Newt le repitió las palabras y luego dijo:
—¿Propiedad de CRUEL? Creía que habíamos escapado de ellos. O que tú también habías escapado. Lo que sea.
Se dio la vuelta, visiblemente frustrado, y volvió a sentarse en su cama.
—¿Y por qué te llamarían «el compañero»? —dijo Minho, que aún tenía la vista clavada en el tatuaje.
Aris negó con la cabeza.
—No tengo ni idea. Y eso no estaba ahí anoche. Me duché y me miré en el espejo. Lo hubiera visto. Y alguien seguro que lo habría notado cuando estaba en el Laberinto.
—¿Me estás diciendo que te hicieron el tatuaje en mitad de la noche? —exclamó Minho—. ¿Sin que te dieras cuenta?
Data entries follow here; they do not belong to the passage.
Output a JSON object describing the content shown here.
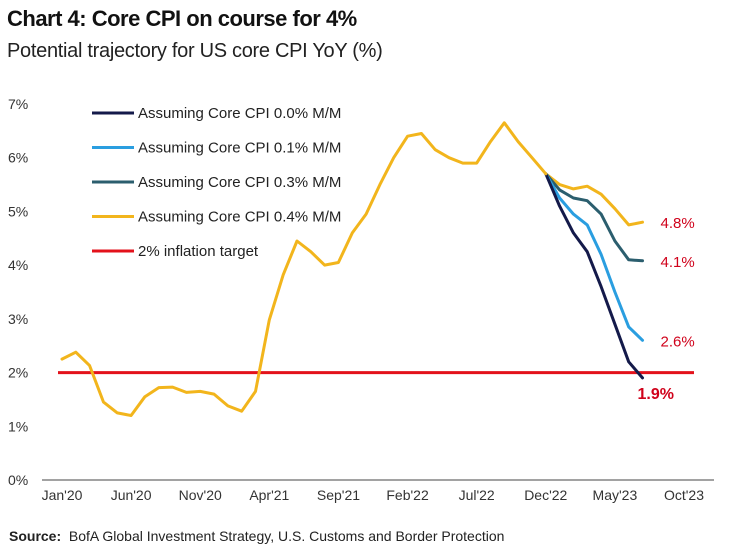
{
  "title": "Chart 4: Core CPI on course for 4%",
  "subtitle": "Potential trajectory for US core CPI YoY (%)",
  "source_label": "Source:",
  "source_text": "BofA Global Investment Strategy, U.S. Customs and Border Protection",
  "colors": {
    "navy": "#141a4a",
    "lightblue": "#2a9ee0",
    "teal": "#2b5e6e",
    "gold": "#f2b51c",
    "red": "#e3121b"
  },
  "chart_data": {
    "type": "line",
    "x_ticks": [
      "Jan'20",
      "Jun'20",
      "Nov'20",
      "Apr'21",
      "Sep'21",
      "Feb'22",
      "Jul'22",
      "Dec'22",
      "May'23",
      "Oct'23"
    ],
    "y_ticks": [
      "0%",
      "1%",
      "2%",
      "3%",
      "4%",
      "5%",
      "6%",
      "7%"
    ],
    "ylim": [
      0,
      7
    ],
    "x_range_months": [
      "2020-01",
      "2023-10"
    ],
    "historical": {
      "name": "",
      "color": "#f2b51c",
      "points": [
        [
          "2020-01",
          2.25
        ],
        [
          "2020-02",
          2.38
        ],
        [
          "2020-03",
          2.13
        ],
        [
          "2020-04",
          1.45
        ],
        [
          "2020-05",
          1.25
        ],
        [
          "2020-06",
          1.2
        ],
        [
          "2020-07",
          1.55
        ],
        [
          "2020-08",
          1.72
        ],
        [
          "2020-09",
          1.73
        ],
        [
          "2020-10",
          1.63
        ],
        [
          "2020-11",
          1.65
        ],
        [
          "2020-12",
          1.6
        ],
        [
          "2021-01",
          1.38
        ],
        [
          "2021-02",
          1.28
        ],
        [
          "2021-03",
          1.65
        ],
        [
          "2021-04",
          2.98
        ],
        [
          "2021-05",
          3.82
        ],
        [
          "2021-06",
          4.45
        ],
        [
          "2021-07",
          4.25
        ],
        [
          "2021-08",
          4.0
        ],
        [
          "2021-09",
          4.05
        ],
        [
          "2021-10",
          4.6
        ],
        [
          "2021-11",
          4.95
        ],
        [
          "2021-12",
          5.5
        ],
        [
          "2022-01",
          6.0
        ],
        [
          "2022-02",
          6.4
        ],
        [
          "2022-03",
          6.45
        ],
        [
          "2022-04",
          6.15
        ],
        [
          "2022-05",
          6.0
        ],
        [
          "2022-06",
          5.9
        ],
        [
          "2022-07",
          5.9
        ],
        [
          "2022-08",
          6.3
        ],
        [
          "2022-09",
          6.65
        ],
        [
          "2022-10",
          6.3
        ],
        [
          "2022-11",
          6.0
        ],
        [
          "2022-12",
          5.7
        ]
      ]
    },
    "series": [
      {
        "name": "Assuming Core CPI 0.0% M/M",
        "color": "#141a4a",
        "points": [
          [
            "2022-12",
            5.7
          ],
          [
            "2023-01",
            5.1
          ],
          [
            "2023-02",
            4.6
          ],
          [
            "2023-03",
            4.25
          ],
          [
            "2023-04",
            3.6
          ],
          [
            "2023-05",
            2.9
          ],
          [
            "2023-06",
            2.2
          ],
          [
            "2023-07",
            1.9
          ]
        ],
        "end_label": "1.9%"
      },
      {
        "name": "Assuming Core CPI 0.1% M/M",
        "color": "#2a9ee0",
        "points": [
          [
            "2022-12",
            5.7
          ],
          [
            "2023-01",
            5.25
          ],
          [
            "2023-02",
            4.95
          ],
          [
            "2023-03",
            4.75
          ],
          [
            "2023-04",
            4.2
          ],
          [
            "2023-05",
            3.5
          ],
          [
            "2023-06",
            2.85
          ],
          [
            "2023-07",
            2.6
          ]
        ],
        "end_label": "2.6%"
      },
      {
        "name": "Assuming Core CPI 0.3% M/M",
        "color": "#2b5e6e",
        "points": [
          [
            "2022-12",
            5.7
          ],
          [
            "2023-01",
            5.4
          ],
          [
            "2023-02",
            5.25
          ],
          [
            "2023-03",
            5.2
          ],
          [
            "2023-04",
            4.95
          ],
          [
            "2023-05",
            4.45
          ],
          [
            "2023-06",
            4.1
          ],
          [
            "2023-07",
            4.08
          ]
        ],
        "end_label": "4.1%"
      },
      {
        "name": "Assuming Core CPI 0.4% M/M",
        "color": "#f2b51c",
        "points": [
          [
            "2022-12",
            5.7
          ],
          [
            "2023-01",
            5.5
          ],
          [
            "2023-02",
            5.42
          ],
          [
            "2023-03",
            5.47
          ],
          [
            "2023-04",
            5.32
          ],
          [
            "2023-05",
            5.05
          ],
          [
            "2023-06",
            4.75
          ],
          [
            "2023-07",
            4.8
          ]
        ],
        "end_label": "4.8%"
      }
    ],
    "target": {
      "name": "2% inflation target",
      "value": 2.0,
      "color": "#e3121b"
    },
    "legend": "top-left",
    "grid": false
  }
}
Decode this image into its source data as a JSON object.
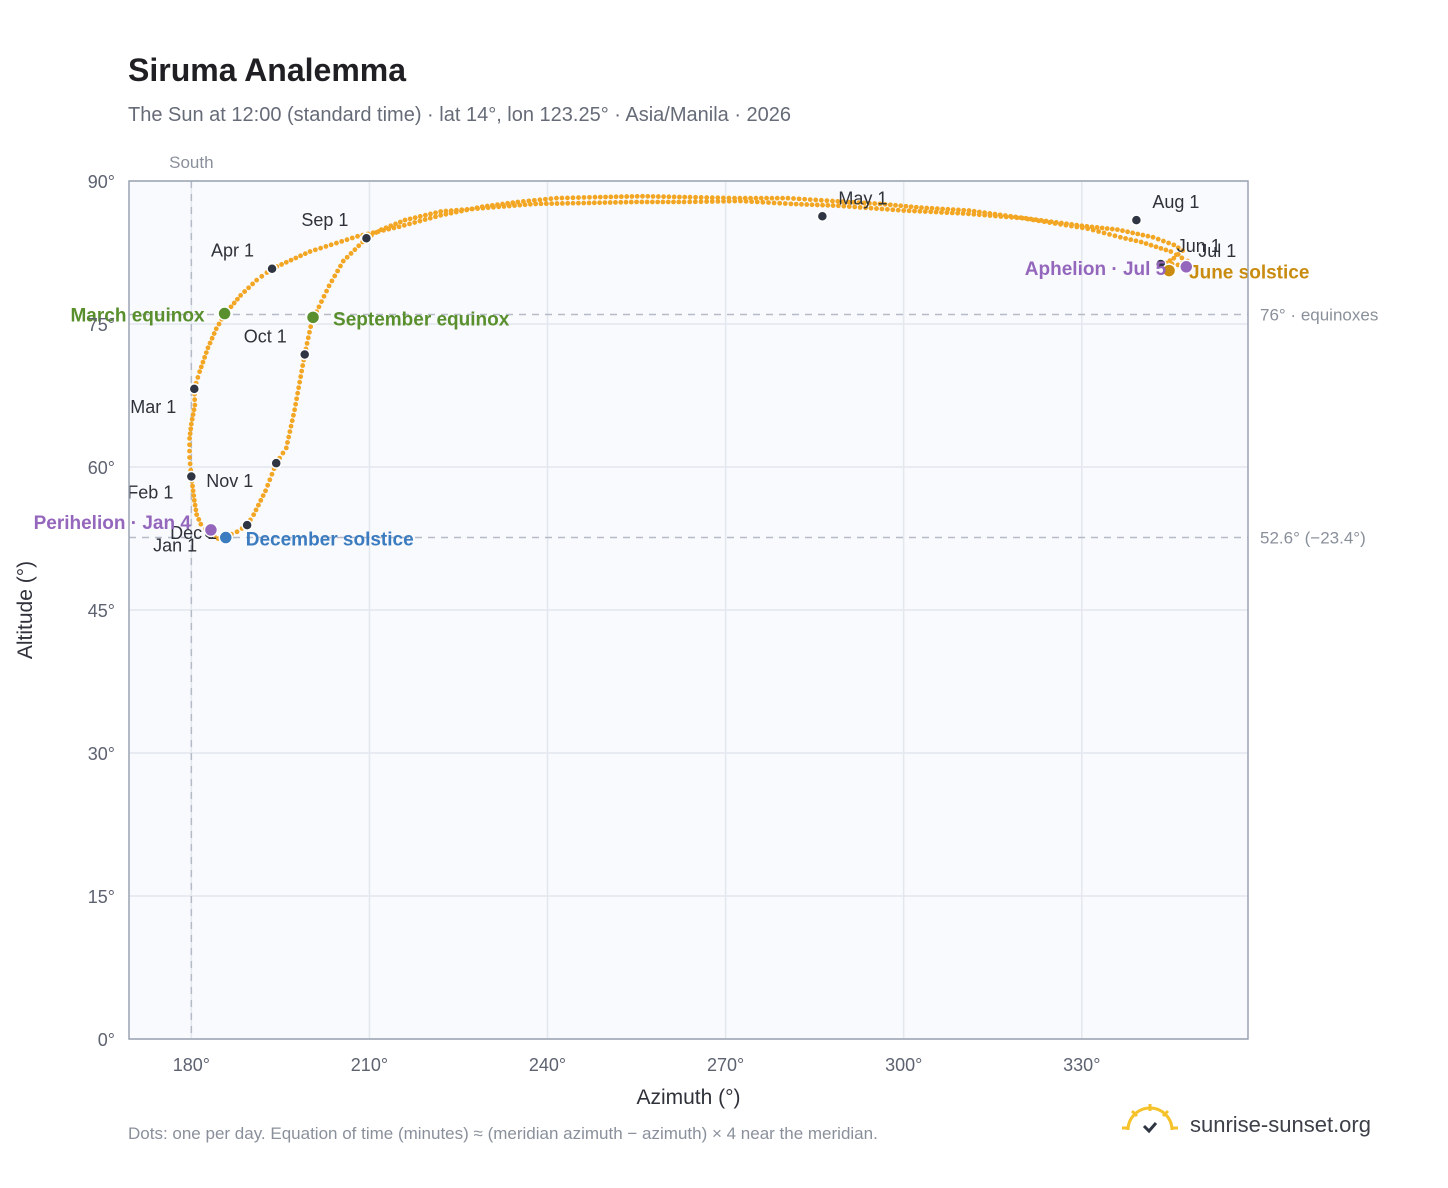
{
  "header": {
    "title": "Siruma Analemma",
    "subtitle": "The Sun at 12:00 (standard time) · lat 14°, lon 123.25° · Asia/Manila · 2026"
  },
  "footer": {
    "note": "Dots: one per day. Equation of time (minutes) ≈ (meridian azimuth − azimuth) × 4 near the meridian."
  },
  "brand": {
    "name": "sunrise-sunset.org",
    "icon": "sun-logo-icon"
  },
  "colors": {
    "curve": "#f2a623",
    "month_marker": "#2f3542",
    "equinox": "#5a8f2e",
    "december_solstice": "#3b7bbf",
    "june_solstice": "#c98c10",
    "apsis": "#9467bd",
    "grid": "#e3e7ee",
    "plot_bg": "#f8fafd",
    "frame": "#9aa3b2"
  },
  "chart_data": {
    "type": "scatter",
    "title": "Siruma Analemma",
    "xlabel": "Azimuth (°)",
    "ylabel": "Altitude (°)",
    "xlim": [
      169.5,
      358
    ],
    "ylim": [
      0,
      90
    ],
    "x_ticks": [
      180,
      210,
      240,
      270,
      300,
      330
    ],
    "x_tick_labels": [
      "180°",
      "210°",
      "240°",
      "270°",
      "300°",
      "330°"
    ],
    "y_ticks": [
      0,
      15,
      30,
      45,
      60,
      75,
      90
    ],
    "y_tick_labels": [
      "0°",
      "15°",
      "30°",
      "45°",
      "60°",
      "75°",
      "90°"
    ],
    "grid": true,
    "meridian": {
      "azimuth": 180,
      "label": "South"
    },
    "reference_lines": [
      {
        "altitude": 76,
        "label": "76° · equinoxes"
      },
      {
        "altitude": 52.6,
        "label": "52.6° (−23.4°)"
      }
    ],
    "daily_path": [
      {
        "name": "jan-feb",
        "points": [
          [
            183.2,
            53.0
          ],
          [
            181.6,
            54.0
          ],
          [
            180.9,
            55.0
          ],
          [
            180.5,
            56.5
          ],
          [
            180.2,
            58.0
          ],
          [
            180.0,
            59.0
          ]
        ]
      },
      {
        "name": "feb-mar",
        "points": [
          [
            180.0,
            59.0
          ],
          [
            179.7,
            61.0
          ],
          [
            179.7,
            63.0
          ],
          [
            180.0,
            64.5
          ],
          [
            180.6,
            66.5
          ],
          [
            180.5,
            68.2
          ]
        ]
      },
      {
        "name": "mar-apr",
        "points": [
          [
            180.5,
            68.2
          ],
          [
            181.4,
            70.0
          ],
          [
            182.8,
            72.5
          ],
          [
            184.2,
            74.5
          ],
          [
            185.6,
            76.0
          ],
          [
            188.3,
            78.0
          ],
          [
            191.0,
            79.6
          ],
          [
            193.6,
            80.8
          ]
        ]
      },
      {
        "name": "apr-may",
        "points": [
          [
            193.6,
            80.8
          ],
          [
            200.0,
            82.6
          ],
          [
            208.0,
            84.2
          ],
          [
            215.0,
            85.2
          ],
          [
            222.0,
            86.4
          ],
          [
            229.0,
            87.3
          ],
          [
            235.0,
            87.8
          ],
          [
            241.5,
            88.2
          ],
          [
            248.0,
            88.3
          ],
          [
            256.0,
            88.4
          ],
          [
            264.0,
            88.3
          ],
          [
            271.5,
            88.2
          ],
          [
            280.5,
            88.2
          ],
          [
            288.0,
            87.9
          ],
          [
            296.0,
            87.6
          ],
          [
            303.0,
            87.2
          ],
          [
            311.0,
            86.9
          ],
          [
            318.0,
            86.3
          ],
          [
            324.0,
            85.8
          ],
          [
            330.0,
            85.3
          ],
          [
            336.0,
            84.9
          ],
          [
            342.0,
            84.1
          ],
          [
            345.5,
            83.3
          ],
          [
            347.0,
            82.7
          ]
        ]
      },
      {
        "name": "may-jun",
        "points": [
          [
            347.0,
            82.7
          ],
          [
            345.5,
            81.9
          ],
          [
            344.2,
            81.4
          ]
        ]
      },
      {
        "name": "jun-jul",
        "points": [
          [
            344.2,
            81.4
          ],
          [
            346.2,
            81.2
          ],
          [
            347.8,
            81.6
          ]
        ]
      },
      {
        "name": "jul-aug",
        "points": [
          [
            347.8,
            81.6
          ],
          [
            345.0,
            82.6
          ],
          [
            340.0,
            83.6
          ],
          [
            336.5,
            84.1
          ]
        ]
      },
      {
        "name": "aug-sep",
        "points": [
          [
            336.5,
            84.1
          ],
          [
            331.0,
            85.0
          ],
          [
            320.0,
            86.1
          ],
          [
            310.0,
            86.6
          ],
          [
            300.0,
            86.9
          ],
          [
            289.0,
            87.4
          ],
          [
            281.0,
            87.6
          ],
          [
            272.5,
            87.9
          ],
          [
            263.0,
            87.8
          ],
          [
            255.0,
            87.8
          ],
          [
            247.0,
            87.7
          ],
          [
            238.0,
            87.6
          ],
          [
            230.0,
            87.2
          ],
          [
            222.0,
            86.8
          ],
          [
            216.0,
            85.9
          ],
          [
            212.0,
            84.9
          ],
          [
            209.5,
            84.0
          ]
        ]
      },
      {
        "name": "sep-oct",
        "points": [
          [
            209.5,
            84.0
          ],
          [
            205.6,
            81.6
          ],
          [
            203.2,
            79.0
          ],
          [
            201.5,
            76.8
          ],
          [
            200.3,
            75.3
          ],
          [
            199.1,
            71.8
          ]
        ]
      },
      {
        "name": "oct-nov",
        "points": [
          [
            199.1,
            71.8
          ],
          [
            197.4,
            66.0
          ],
          [
            196.0,
            62.0
          ],
          [
            194.3,
            60.4
          ]
        ]
      },
      {
        "name": "nov-dec",
        "points": [
          [
            194.3,
            60.4
          ],
          [
            192.5,
            57.5
          ],
          [
            190.5,
            55.0
          ],
          [
            189.4,
            53.9
          ]
        ]
      },
      {
        "name": "dec-jan",
        "points": [
          [
            189.4,
            53.9
          ],
          [
            187.7,
            53.2
          ],
          [
            185.8,
            52.7
          ],
          [
            184.5,
            52.5
          ],
          [
            183.2,
            53.0
          ]
        ]
      }
    ],
    "month_markers": [
      {
        "label": "Jan 1",
        "azimuth": 183.0,
        "altitude": 53.0
      },
      {
        "label": "Feb 1",
        "azimuth": 180.0,
        "altitude": 59.0
      },
      {
        "label": "Mar 1",
        "azimuth": 180.5,
        "altitude": 68.2
      },
      {
        "label": "Apr 1",
        "azimuth": 193.6,
        "altitude": 80.8
      },
      {
        "label": "May 1",
        "azimuth": 286.3,
        "altitude": 86.3
      },
      {
        "label": "Jun 1",
        "azimuth": 343.3,
        "altitude": 81.3
      },
      {
        "label": "Jul 1",
        "azimuth": 347.6,
        "altitude": 81.0
      },
      {
        "label": "Aug 1",
        "azimuth": 339.2,
        "altitude": 85.9
      },
      {
        "label": "Sep 1",
        "azimuth": 209.5,
        "altitude": 84.0
      },
      {
        "label": "Oct 1",
        "azimuth": 199.1,
        "altitude": 71.8
      },
      {
        "label": "Nov 1",
        "azimuth": 194.3,
        "altitude": 60.4
      },
      {
        "label": "Dec 1",
        "azimuth": 189.4,
        "altitude": 53.9
      }
    ],
    "events": [
      {
        "label": "March equinox",
        "azimuth": 185.6,
        "altitude": 76.1,
        "color": "#5a8f2e"
      },
      {
        "label": "September equinox",
        "azimuth": 200.5,
        "altitude": 75.7,
        "color": "#5a8f2e"
      },
      {
        "label": "December solstice",
        "azimuth": 185.8,
        "altitude": 52.6,
        "color": "#3b7bbf"
      },
      {
        "label": "June solstice",
        "azimuth": 344.7,
        "altitude": 80.6,
        "color": "#c98c10"
      },
      {
        "label": "Perihelion · Jan 4",
        "azimuth": 183.3,
        "altitude": 53.4,
        "color": "#9467bd"
      },
      {
        "label": "Aphelion · Jul 5",
        "azimuth": 347.6,
        "altitude": 81.0,
        "color": "#9467bd"
      }
    ]
  }
}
Venga ya, tío.
—¡Te lo juro! —insistió Aris.
Después se levantó y fue al baño, probablemente para intentar ver las palabras con sus propios ojos.
—No creo una fuca palabra de lo que dice —le susurró Minho a Thomas cuando volvió a su asiento.
Entonces, justo cuando se inclinaba para volver a dejarse caer sobre el colchón, su camisa se movió lo suficiente para revelar una gruesa línea negra en su cuello.
—¡Vaya! —dijo Thomas, que por un segundo se quedó demasiado aturdido para moverse.
—¿Qué? —preguntó Minho y miró a Thomas como si le acabara de salir una tercera oreja en la frente.
—Tu… tu cuello —por fin dijo Thomas—. ¡Tú también lo tienes!
—¿De qué foño estás hablando? —se alarmó Minho, que se estiró la camisa, con la cara arrugada, para tratar de ver algo que su vista no podía alcanzar.